Se la ricotta che si acquista fosse troppo bagnata, o perdesse molta acqua, consiglio di lasciarla scolare qualche ora o la notte prima. Se la ricotta non è troppo bagnata ha meno bisogno di farina e gli gnocchi vengono molto più buoni. L'impasto deve risultare una bella palla bianca e morbida.

Copriamo con pellicola trasparente e ultimiamo il nostro ripieno, che non è altro che la polpa dell'agnello tritata. Ovviamente il lavoro più noioso è stato spolpare la carne dall'osso, stando attenta alle schegge di ossa che ogni tanto si trovano. Ho eliminato il grasso più duro e poi ho passato il tutto al frullatore per tritarlo grossolanamente. Non ho aggiunto nient'altro. Ho poi messo il tutto in una sac à poche perché per me è molto più comodo e veloce, ma chi non avesse dimestichezza non c'è problema, basta un cucchiaino.

3
Fatto
30'

assembliamo gli gnocchi

L'impasto è morbidissimo da lavorare, sembra plastilina. Ho fatto i classici grissini lunghi, li ho tagliati a pezzetti, ne ho fatto delle palline che ho poi schiacciato e appiattito, nelle quali ho messo una nocciolina di ripieno e poi ho chiuso. Semplicissimo. E una volta presa la mano ho fatto il tutto in 15/20 minuti.

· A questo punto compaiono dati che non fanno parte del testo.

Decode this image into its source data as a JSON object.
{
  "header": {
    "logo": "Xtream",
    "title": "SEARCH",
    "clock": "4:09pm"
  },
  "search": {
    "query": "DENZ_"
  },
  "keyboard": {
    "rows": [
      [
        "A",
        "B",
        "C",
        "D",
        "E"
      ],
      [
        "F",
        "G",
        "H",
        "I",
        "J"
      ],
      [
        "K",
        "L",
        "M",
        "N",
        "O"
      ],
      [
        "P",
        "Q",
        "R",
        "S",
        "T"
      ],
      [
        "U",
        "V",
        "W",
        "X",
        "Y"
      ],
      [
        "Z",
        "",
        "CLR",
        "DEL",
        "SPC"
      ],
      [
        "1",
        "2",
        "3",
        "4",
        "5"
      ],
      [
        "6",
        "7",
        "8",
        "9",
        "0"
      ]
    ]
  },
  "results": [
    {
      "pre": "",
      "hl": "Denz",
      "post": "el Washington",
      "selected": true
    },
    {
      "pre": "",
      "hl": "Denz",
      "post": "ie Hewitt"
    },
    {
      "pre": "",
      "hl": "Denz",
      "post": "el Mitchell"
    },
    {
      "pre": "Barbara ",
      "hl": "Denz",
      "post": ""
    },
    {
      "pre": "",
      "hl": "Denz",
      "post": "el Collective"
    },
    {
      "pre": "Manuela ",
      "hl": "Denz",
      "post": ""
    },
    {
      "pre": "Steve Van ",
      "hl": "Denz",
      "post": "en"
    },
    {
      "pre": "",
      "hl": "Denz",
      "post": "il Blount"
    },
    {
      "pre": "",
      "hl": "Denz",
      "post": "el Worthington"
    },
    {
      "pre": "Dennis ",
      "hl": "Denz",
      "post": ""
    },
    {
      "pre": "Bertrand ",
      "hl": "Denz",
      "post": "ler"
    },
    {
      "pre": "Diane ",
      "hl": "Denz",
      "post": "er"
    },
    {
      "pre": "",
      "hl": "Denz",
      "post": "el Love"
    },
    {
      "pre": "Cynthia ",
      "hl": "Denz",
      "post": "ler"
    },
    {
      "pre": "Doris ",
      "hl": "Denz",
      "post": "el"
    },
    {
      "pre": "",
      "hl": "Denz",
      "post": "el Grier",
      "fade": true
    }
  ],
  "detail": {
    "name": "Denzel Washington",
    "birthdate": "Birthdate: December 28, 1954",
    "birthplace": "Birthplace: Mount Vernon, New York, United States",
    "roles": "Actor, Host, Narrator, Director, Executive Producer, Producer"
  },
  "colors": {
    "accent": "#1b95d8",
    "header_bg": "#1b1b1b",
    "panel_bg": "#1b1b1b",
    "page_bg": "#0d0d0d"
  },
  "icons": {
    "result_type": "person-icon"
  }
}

Ed ecco i miei gnocchi pronti. Li ho sistemati su un vassoio coperto di carta forno così non attaccano. Si possono preparare anche il giorno prima, basta coprirli con la pellicola e lasciarli in frigo. Io li ho fatti in mattinata per il pranzo, li ho lasciati semplicemente fuori fino al momento di cuocerli, che deve essere fatto praticamente quando tutti sono a tavola, perché impiegano pochi minuti per essere pronti.

4
Fatto
20'

il condimento

Velocissimo:

  • padella grande (devono starci gli gnocchi) con olio EVO e l'aglio fatto a pezzetti
  • appena ha preso colore mettiamo la scarola, ben lavata e tagliata a pezzettoni
  • facciamo appassire e insaporire una decina di minuti, saliamo se necessario.
  • spegniamo il fuoco e lasciamola da parte.

Finito.

5
Fatto
10'

impiattiamo

Mettiamo una pentola d'acqua sul fuoco, appena bolle mettiamo il sale e delicatamente anche i nostri gnocchi. In pochi minuti verranno a galla, io li ho fatti andare qualche minuto di più perché essendo un poco più grossi degli gnocchi normali avevo paura che l'interno risultasse crudo.

Accendo la fiamma sotto la padella con la scarola, io ne ho usata una grande tipo wok, quando il tutto è ben caldo con una schiumarola prendo gli gnocchi dalla pentola e li passo nella padella, (consiglio di non usare lo scolapasta perché essendo delicati si potrebbero rompere) una veloce saltata per fare insaporire il tutto e non dobbiamo fare altro che metterli nei piatti e gustarceli.